D’après mon expérience, les promoteurs de vaccins citent rarement des études spécifiques examinées par des pairs pour étayer leurs affirmations selon lesquelles tous les vaccins sont sûrs, s’appuyant plutôt sur des appels à l’autorité ; CDC, FDA, OMS ou AAP.

Mes proches, par exemple, soutiennent que les vaccins sont sans danger parce que l’OMS, le HHS, les CDC et la FDA le disent bien. Mais HHS a désigné l’IOM comme l’arbitre ultime de la sécurité des vaccins. Et l’OIM dit que la littérature scientifique existante ne supporte pas ces affirmations. En dépit des demandes de l’OIM, le CDC a toujours refusé de mener des études de sécurité.[26]

Au total, trois rapports de l’OIM (19911994, et 2011/2012) ont enquêté sur 231 événements indésirables associés aux vaccins.
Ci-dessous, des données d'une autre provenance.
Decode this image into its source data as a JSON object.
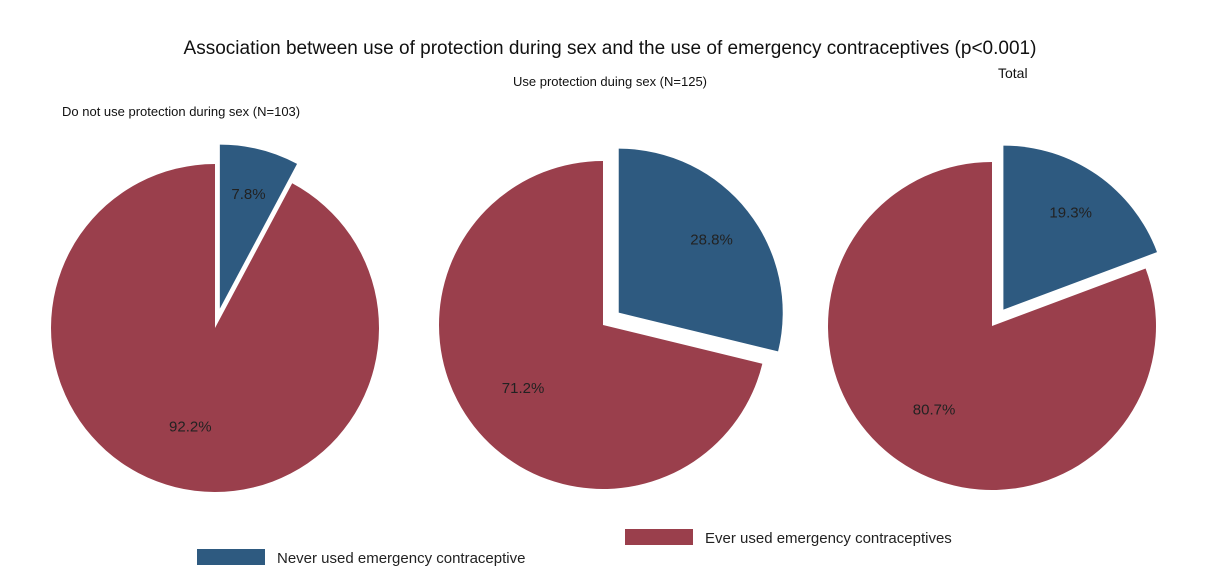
{
  "chart_data": {
    "type": "pie",
    "title": "Association between use of protection during sex and the use of emergency contraceptives (p<0.001)",
    "colors": {
      "never": "#2e5a80",
      "ever": "#9a3f4c"
    },
    "legend": {
      "placement": "bottom",
      "entries": [
        {
          "key": "never",
          "label": "Never used emergency contraceptive"
        },
        {
          "key": "ever",
          "label": "Ever used emergency contraceptives"
        }
      ]
    },
    "pies": [
      {
        "title": "Do not use protection during sex (N=103)",
        "slices": [
          {
            "key": "never",
            "value": 7.8,
            "label": "7.8%",
            "exploded": true
          },
          {
            "key": "ever",
            "value": 92.2,
            "label": "92.2%",
            "exploded": false
          }
        ]
      },
      {
        "title": "Use protection duing sex (N=125)",
        "slices": [
          {
            "key": "never",
            "value": 28.8,
            "label": "28.8%",
            "exploded": true
          },
          {
            "key": "ever",
            "value": 71.2,
            "label": "71.2%",
            "exploded": false
          }
        ]
      },
      {
        "title": "Total",
        "slices": [
          {
            "key": "never",
            "value": 19.3,
            "label": "19.3%",
            "exploded": true
          },
          {
            "key": "ever",
            "value": 80.7,
            "label": "80.7%",
            "exploded": false
          }
        ]
      }
    ]
  }
}
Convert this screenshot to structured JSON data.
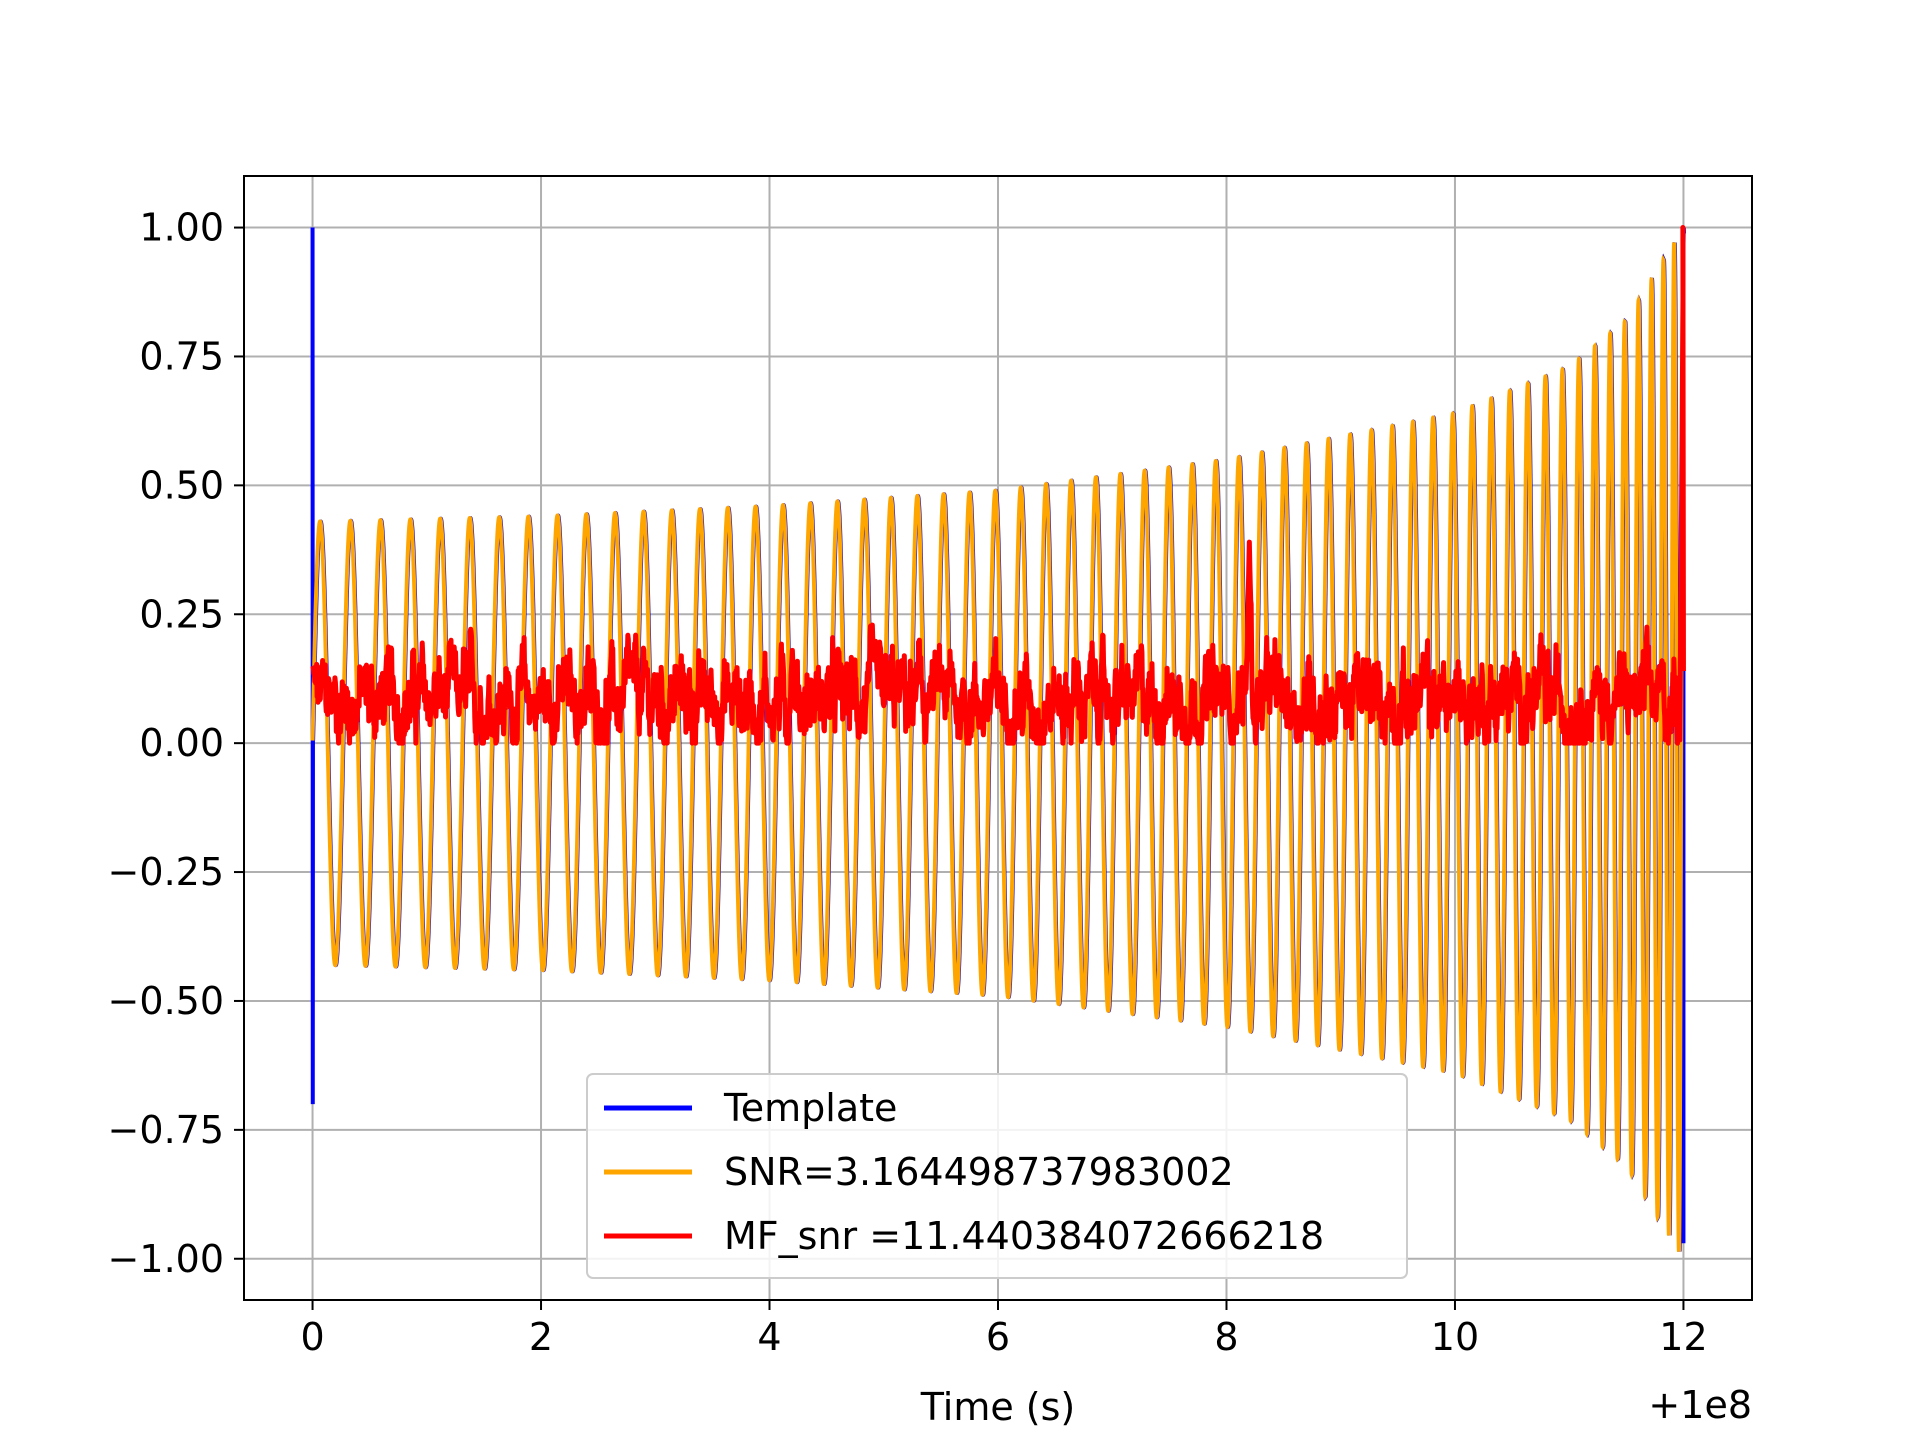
{
  "chart_data": {
    "type": "line",
    "title": "",
    "xlabel": "Time (s)",
    "ylabel": "",
    "x_offset_label": "+1e8",
    "xlim": [
      -0.6,
      12.6
    ],
    "ylim": [
      -1.08,
      1.1
    ],
    "xticks": [
      0,
      2,
      4,
      6,
      8,
      10,
      12
    ],
    "xtick_labels": [
      "0",
      "2",
      "4",
      "6",
      "8",
      "10",
      "12"
    ],
    "yticks": [
      1.0,
      0.75,
      0.5,
      0.25,
      0.0,
      -0.25,
      -0.5,
      -0.75,
      -1.0
    ],
    "ytick_labels": [
      "1.00",
      "0.75",
      "0.50",
      "0.25",
      "0.00",
      "−0.25",
      "−0.50",
      "−0.75",
      "−1.00"
    ],
    "grid": true,
    "legend_position": "bottom-center",
    "legend": [
      "Template",
      "SNR=3.164498737983002",
      "MF_snr =11.440384072666218"
    ],
    "series": [
      {
        "name": "Template",
        "color": "#0000ff",
        "description_points": {
          "x": [
            0.0,
            0.0,
            0.01,
            0.01,
            0.15,
            12.0,
            12.0
          ],
          "y": [
            1.0,
            -0.7,
            0.23,
            -0.43,
            0.43,
            1.0,
            -0.97
          ]
        },
        "envelope": {
          "x": [
            0.1,
            2,
            4,
            6,
            8,
            10,
            11,
            11.5,
            12.0
          ],
          "amp": [
            0.43,
            0.44,
            0.46,
            0.49,
            0.55,
            0.64,
            0.73,
            0.82,
            1.0
          ]
        }
      },
      {
        "name": "SNR=3.164498737983002",
        "color": "#ffa500",
        "envelope": {
          "x": [
            0.1,
            2,
            4,
            6,
            8,
            10,
            11,
            11.5,
            12.0
          ],
          "amp": [
            0.43,
            0.44,
            0.46,
            0.49,
            0.55,
            0.64,
            0.73,
            0.82,
            1.0
          ]
        },
        "range_x": [
          0.0,
          12.0
        ]
      },
      {
        "name": "MF_snr =11.440384072666218",
        "color": "#ff0000",
        "range_x": [
          0.0,
          12.0
        ],
        "typical_range": [
          0.0,
          0.25
        ],
        "peaks": {
          "x": [
            0.0,
            4.2,
            8.2,
            12.0
          ],
          "y": [
            0.15,
            0.18,
            0.39,
            1.0
          ]
        }
      }
    ]
  }
}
L’OIM a constaté que, dans 34 cas, les preuves permettaient d’établir un lien de causalité entre le vaccin et l’événement indésirable.

Mais pour 184 événements indésirables, soit 80 % des affections examinées, l’OIM a estimé que les éléments de preuve fournis par HHS n’étaient pas suffisants pour accepter ou rejeter la cause du vaccin.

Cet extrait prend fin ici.